Les drapeaux en berne : la République s'agenouille devant le Vatican
On croyait l'Eglise et l'Etat séparés depuis 1905 mais Jacques Chirac en a décidé autrement. Le chanoine en poste à l'Elysée a ordonné que les drapeaux tricolores soient mis en berne sur les bâtiments publics suite à un évènement religieux qui, pourtant, ne saurait émouvoir la République. Alors que le décès de Jean Paul II ne concerne que les catholiques (soit 60 % de la population française avec des critères larges), le drapeau qui domine l'Assemblée nationale a été immobilisé sur son mât et ceux situés devant son entrée abaissés. Plusieurs ministères se sont prosternés de même devant la mémoire du despote défunt. Constat identique aux Invalides et au Louvre. L'Hôtel de Ville, comme plusieurs mairies d'arrondissement, s'est joint à l'affliction générale en mettant en berne ses deux drapeaux.
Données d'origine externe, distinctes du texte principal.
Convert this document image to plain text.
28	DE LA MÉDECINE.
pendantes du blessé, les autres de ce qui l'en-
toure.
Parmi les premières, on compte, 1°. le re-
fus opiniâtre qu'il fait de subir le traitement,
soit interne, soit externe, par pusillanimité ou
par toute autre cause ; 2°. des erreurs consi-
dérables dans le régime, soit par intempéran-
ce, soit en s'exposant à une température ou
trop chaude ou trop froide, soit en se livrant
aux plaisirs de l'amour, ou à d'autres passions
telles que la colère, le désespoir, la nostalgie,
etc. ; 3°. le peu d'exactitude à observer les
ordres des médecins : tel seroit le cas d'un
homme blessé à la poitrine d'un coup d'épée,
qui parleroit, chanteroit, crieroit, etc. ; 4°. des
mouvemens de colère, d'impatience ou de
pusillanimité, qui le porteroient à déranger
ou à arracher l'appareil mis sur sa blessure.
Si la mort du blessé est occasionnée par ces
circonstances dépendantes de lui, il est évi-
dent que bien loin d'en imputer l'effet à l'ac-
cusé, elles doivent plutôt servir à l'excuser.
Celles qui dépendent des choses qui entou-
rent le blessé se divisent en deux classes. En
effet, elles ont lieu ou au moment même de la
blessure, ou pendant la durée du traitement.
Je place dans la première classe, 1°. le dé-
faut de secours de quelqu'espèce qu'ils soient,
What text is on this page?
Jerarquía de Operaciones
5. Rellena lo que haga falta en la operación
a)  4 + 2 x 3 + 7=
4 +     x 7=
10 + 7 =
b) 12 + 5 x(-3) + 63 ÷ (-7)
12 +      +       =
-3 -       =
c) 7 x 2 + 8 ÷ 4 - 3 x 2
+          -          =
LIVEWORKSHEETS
Pire, les écoles publiques, et paraît-il laïques, ont elles aussi imposé le recueillement à leur drapeaux ! Et l'Europe, terrain de chasse très convoité par l'Eglise catholique, s'est vue pareillement convoquée à la mortification : le drapeau européen dressé devant l'Assemblée nationale a été contraint de baisser la garde, assaut supplémentaire pour une Europe cléricale. Qui ose donc parler de laïcité quand le pouvoir politique l'insulte avec tant d'impudence et d'ostentation ?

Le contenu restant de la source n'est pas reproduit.